The real trick in all this is to ensure that the varied of precise group of viewers that the work is designed for respond to, and understand, the point of the exercise, style or no style.

Style that works is a concept, and a concept that doesn't work has not been styled effectively."

The End of Print, David Carson

March 01, 2009

Prisoner's Dilemma and Business Technology: Speed Trumps

Handsbars Here is a slight twist on the classical Prisoner's Dilemma game problem.  Two suspects are arrested by the police. The police have insufficient evidence for a conviction, and, having separated both prisoners, visit each of them to offer the same deal. If both remain silent, both prisoners are sentenced to 1 year in jail for a minor charge.  But, the first one to rat out the other goes free immediately, with the accused partner getting a 10-year sentence.  Each prisoner must choose to betray the other or to remain silent.  How should the prisoners act?

That is analogous to the situation faced routinely by decision-makers; the prisoners are companies in the same market space, and the police are the customers/partners/regulators/etc of the market.  Both companies are engaged in perpetual development of products, services, and methods -- with the explicit objective of getting the upper hand on the other company.  Given the significant rewards accruing to the first mover -- even when imperfect -- the decision-makers will never wait until they are perfectly prepared.  Speed trumps precision.  They HAVE to go before everything is just so.
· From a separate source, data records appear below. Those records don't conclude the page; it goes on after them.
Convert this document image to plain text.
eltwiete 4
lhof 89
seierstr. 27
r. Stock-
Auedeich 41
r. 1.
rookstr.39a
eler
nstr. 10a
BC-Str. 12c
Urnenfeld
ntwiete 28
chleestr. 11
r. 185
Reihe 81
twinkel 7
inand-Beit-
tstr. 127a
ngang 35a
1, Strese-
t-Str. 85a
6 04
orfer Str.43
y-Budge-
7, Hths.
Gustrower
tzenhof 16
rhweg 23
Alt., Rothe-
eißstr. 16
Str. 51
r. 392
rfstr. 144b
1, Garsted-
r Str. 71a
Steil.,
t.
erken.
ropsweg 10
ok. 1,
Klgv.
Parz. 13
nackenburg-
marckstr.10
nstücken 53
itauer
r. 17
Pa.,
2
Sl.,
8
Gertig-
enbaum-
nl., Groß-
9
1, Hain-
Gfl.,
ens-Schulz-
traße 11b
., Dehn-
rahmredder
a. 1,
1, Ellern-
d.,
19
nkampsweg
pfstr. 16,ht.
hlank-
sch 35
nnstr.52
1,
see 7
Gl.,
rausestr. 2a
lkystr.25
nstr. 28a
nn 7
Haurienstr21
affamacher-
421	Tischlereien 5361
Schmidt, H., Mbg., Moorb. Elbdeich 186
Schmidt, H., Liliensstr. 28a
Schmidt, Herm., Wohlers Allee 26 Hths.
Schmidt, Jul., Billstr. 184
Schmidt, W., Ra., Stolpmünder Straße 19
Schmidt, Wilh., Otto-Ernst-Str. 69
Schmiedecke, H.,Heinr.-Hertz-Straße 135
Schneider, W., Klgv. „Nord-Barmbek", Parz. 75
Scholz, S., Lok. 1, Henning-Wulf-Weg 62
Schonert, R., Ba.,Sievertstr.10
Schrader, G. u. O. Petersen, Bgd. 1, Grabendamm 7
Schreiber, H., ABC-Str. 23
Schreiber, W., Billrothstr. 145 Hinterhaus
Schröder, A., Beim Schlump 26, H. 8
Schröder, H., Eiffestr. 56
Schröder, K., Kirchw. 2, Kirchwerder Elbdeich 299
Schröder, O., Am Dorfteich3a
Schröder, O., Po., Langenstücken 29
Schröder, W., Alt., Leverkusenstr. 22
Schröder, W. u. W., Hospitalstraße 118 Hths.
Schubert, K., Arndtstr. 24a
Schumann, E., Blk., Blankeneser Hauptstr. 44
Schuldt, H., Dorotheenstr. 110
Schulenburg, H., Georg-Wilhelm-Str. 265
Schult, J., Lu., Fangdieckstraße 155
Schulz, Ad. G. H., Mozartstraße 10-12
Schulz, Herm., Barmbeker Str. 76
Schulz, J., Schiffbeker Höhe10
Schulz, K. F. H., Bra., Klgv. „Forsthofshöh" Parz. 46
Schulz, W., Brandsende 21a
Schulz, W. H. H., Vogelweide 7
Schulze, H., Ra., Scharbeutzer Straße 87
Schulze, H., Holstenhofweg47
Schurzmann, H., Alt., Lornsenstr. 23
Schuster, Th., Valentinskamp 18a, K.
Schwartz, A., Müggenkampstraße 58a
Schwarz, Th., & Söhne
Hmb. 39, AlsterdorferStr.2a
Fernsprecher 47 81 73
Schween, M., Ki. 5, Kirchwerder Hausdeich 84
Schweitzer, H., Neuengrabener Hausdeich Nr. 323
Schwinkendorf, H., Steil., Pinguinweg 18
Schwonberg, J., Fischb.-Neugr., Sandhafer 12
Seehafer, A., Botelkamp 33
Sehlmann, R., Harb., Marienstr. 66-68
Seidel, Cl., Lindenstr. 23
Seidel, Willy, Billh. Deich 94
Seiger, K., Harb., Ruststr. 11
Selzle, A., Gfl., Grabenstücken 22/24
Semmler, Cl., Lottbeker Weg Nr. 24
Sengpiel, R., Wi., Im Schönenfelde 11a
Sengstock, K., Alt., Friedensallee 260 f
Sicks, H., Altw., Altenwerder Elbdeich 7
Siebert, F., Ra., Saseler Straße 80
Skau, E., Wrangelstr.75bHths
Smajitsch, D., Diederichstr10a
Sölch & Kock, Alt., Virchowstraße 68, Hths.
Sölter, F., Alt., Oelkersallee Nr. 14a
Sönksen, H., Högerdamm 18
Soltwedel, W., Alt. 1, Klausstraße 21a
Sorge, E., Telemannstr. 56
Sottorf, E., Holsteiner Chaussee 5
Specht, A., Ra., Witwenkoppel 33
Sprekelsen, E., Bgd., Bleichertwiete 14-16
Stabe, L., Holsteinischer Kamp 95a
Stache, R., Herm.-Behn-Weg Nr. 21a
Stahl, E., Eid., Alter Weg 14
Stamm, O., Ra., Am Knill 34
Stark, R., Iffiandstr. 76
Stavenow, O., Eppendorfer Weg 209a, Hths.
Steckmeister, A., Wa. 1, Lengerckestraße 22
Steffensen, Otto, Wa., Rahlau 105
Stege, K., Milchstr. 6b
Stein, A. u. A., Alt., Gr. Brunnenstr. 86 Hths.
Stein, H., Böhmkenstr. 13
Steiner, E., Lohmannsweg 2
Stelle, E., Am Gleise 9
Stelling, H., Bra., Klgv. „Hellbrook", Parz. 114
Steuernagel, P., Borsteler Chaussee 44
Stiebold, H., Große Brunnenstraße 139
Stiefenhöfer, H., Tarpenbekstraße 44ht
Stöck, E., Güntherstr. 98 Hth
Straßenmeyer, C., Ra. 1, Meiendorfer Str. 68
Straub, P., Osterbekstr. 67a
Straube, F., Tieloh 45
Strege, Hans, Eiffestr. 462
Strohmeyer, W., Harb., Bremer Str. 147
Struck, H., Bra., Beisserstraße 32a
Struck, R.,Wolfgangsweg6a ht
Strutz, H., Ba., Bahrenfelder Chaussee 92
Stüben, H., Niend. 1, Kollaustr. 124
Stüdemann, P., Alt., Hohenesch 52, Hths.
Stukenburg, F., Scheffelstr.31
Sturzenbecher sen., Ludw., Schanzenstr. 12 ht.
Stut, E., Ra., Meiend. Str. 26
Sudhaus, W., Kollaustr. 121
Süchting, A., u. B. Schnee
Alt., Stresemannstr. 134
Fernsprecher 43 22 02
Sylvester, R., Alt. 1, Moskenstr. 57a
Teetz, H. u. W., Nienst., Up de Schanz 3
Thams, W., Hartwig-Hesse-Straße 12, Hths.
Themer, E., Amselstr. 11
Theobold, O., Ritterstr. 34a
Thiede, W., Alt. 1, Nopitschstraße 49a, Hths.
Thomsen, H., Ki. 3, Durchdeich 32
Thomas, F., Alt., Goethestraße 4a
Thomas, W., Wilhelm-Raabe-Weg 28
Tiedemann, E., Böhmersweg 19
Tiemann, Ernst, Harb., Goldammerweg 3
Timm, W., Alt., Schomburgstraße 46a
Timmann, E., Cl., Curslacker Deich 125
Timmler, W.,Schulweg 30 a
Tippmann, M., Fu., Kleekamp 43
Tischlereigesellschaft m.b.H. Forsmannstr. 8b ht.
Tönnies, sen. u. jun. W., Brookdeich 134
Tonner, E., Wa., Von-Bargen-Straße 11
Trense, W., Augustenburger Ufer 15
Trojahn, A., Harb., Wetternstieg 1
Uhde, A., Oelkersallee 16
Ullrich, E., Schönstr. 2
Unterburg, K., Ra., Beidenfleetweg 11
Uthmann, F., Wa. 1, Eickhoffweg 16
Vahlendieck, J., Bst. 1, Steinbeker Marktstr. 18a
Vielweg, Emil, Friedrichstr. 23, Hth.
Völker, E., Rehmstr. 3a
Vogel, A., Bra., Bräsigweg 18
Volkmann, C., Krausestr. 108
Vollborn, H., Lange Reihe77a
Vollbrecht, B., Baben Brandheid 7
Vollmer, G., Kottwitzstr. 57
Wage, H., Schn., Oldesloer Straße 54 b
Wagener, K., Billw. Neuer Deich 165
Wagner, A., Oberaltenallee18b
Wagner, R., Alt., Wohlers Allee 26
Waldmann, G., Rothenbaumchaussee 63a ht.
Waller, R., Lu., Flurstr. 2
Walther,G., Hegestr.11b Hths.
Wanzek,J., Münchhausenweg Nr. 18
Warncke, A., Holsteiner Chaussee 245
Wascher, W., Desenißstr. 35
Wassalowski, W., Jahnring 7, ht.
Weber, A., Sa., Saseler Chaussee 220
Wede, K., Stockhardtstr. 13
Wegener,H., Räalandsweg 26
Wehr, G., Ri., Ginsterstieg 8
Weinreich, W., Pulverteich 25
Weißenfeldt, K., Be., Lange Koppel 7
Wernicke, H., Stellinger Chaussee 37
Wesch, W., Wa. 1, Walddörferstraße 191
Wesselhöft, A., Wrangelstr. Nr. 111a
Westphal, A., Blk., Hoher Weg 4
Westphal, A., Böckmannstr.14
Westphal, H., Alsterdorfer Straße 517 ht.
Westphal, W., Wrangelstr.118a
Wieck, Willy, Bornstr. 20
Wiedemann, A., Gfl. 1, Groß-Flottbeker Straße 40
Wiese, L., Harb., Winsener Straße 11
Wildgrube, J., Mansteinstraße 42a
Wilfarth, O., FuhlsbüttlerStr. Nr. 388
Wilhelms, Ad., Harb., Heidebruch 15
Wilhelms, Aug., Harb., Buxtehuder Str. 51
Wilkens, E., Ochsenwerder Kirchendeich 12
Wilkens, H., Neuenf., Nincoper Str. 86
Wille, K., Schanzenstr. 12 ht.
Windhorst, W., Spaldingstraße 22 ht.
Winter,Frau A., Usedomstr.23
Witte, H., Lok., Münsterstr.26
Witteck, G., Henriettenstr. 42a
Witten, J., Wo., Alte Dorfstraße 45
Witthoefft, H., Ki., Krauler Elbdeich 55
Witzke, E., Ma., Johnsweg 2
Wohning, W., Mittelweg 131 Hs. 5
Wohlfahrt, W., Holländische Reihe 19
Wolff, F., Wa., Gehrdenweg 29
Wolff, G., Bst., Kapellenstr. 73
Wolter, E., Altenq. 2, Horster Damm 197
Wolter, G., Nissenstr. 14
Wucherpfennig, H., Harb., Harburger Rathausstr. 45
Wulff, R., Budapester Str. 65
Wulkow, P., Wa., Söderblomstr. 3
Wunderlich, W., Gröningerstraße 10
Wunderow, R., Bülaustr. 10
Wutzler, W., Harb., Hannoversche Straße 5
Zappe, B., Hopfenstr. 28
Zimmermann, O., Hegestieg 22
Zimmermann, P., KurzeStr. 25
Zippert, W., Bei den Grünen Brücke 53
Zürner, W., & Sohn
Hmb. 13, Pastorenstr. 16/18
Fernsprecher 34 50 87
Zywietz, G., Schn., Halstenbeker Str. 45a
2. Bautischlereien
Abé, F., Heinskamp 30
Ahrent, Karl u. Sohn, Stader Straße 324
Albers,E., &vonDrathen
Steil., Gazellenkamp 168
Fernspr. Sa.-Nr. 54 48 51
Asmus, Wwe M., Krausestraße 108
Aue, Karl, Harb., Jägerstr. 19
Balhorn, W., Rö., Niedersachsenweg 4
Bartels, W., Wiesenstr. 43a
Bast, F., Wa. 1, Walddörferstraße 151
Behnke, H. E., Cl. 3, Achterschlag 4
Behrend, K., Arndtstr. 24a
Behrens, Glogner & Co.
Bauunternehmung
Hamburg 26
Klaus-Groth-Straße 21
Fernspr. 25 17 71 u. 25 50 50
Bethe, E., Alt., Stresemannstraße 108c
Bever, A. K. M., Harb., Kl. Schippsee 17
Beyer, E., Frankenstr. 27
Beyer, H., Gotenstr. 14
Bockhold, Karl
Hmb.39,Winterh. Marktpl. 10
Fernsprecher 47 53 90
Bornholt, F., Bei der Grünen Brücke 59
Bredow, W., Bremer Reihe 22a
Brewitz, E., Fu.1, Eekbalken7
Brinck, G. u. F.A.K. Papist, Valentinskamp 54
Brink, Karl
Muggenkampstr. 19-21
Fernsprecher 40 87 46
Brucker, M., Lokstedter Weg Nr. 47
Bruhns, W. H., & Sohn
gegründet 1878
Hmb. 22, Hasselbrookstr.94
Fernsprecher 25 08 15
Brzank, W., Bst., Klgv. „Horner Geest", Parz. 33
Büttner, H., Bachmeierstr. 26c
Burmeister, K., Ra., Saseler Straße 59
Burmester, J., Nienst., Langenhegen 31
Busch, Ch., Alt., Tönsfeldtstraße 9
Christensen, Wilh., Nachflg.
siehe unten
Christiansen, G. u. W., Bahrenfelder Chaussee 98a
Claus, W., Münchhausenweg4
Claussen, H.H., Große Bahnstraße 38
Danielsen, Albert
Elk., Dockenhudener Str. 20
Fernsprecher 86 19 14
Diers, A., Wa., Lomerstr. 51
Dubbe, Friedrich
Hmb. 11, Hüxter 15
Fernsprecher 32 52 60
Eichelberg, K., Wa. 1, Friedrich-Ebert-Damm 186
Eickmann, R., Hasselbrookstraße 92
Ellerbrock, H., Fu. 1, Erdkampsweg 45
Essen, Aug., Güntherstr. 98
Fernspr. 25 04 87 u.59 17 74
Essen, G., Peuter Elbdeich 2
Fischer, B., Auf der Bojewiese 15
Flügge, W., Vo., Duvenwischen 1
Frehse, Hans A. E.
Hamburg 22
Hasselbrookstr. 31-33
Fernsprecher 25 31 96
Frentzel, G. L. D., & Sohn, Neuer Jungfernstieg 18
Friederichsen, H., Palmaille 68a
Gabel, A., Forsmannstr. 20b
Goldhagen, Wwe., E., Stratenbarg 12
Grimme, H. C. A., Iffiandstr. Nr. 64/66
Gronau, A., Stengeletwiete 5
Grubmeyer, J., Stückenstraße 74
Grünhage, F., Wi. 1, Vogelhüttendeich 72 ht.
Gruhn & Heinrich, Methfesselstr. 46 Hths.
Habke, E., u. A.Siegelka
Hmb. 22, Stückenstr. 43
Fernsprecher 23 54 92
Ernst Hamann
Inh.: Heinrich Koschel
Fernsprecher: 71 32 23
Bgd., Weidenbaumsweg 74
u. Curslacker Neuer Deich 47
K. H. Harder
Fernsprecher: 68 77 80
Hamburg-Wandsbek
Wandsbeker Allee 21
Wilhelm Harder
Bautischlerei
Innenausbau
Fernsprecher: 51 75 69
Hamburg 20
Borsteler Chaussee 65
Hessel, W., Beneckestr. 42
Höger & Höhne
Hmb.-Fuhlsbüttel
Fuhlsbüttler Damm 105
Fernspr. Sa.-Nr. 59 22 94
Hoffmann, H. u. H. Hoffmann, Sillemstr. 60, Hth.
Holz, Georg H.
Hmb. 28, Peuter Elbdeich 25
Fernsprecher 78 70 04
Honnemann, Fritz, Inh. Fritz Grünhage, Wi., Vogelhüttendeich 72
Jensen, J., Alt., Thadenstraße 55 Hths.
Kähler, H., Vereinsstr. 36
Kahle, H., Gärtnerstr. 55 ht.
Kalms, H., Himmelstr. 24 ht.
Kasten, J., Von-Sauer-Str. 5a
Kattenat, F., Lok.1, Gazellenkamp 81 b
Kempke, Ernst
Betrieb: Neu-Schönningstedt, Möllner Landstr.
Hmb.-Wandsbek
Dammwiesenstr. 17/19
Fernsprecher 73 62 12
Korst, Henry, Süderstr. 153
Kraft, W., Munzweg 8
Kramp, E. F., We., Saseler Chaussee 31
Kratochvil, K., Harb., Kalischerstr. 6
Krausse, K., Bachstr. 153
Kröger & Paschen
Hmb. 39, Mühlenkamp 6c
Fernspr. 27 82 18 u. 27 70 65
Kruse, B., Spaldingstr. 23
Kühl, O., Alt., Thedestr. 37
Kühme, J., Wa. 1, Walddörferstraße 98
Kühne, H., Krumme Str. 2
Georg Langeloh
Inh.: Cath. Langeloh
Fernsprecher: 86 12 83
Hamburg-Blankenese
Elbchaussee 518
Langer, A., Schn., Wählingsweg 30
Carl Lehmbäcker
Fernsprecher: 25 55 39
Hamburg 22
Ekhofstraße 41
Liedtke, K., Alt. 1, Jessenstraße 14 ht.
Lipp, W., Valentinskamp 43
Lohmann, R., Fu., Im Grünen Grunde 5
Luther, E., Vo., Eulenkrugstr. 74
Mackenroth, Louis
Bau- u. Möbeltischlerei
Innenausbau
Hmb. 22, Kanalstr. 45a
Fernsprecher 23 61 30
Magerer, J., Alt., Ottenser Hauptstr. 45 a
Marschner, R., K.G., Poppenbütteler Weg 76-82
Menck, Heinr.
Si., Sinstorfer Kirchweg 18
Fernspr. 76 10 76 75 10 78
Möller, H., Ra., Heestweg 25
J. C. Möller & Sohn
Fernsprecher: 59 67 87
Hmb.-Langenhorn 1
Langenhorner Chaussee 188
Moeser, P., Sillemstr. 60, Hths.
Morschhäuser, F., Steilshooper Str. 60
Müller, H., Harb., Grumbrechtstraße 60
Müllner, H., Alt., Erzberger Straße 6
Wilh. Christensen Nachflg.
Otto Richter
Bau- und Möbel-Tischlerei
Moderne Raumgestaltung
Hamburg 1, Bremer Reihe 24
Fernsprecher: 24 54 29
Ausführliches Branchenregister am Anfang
If we can minimize the OODA Loop cycle time, we can create the ultimate competitive advantage -- the ability to innovate one step ahead of the other company again and again.  Our analytics don't have to be perfect -- just practically reliable and fast.  So, the winning strategy has to be enabling the decision-making corps to self-serve the Decision Support process, because coordination with additional parties (IT, consultants, etc) will saddle us with extra baggage that the competitor may not be carrying.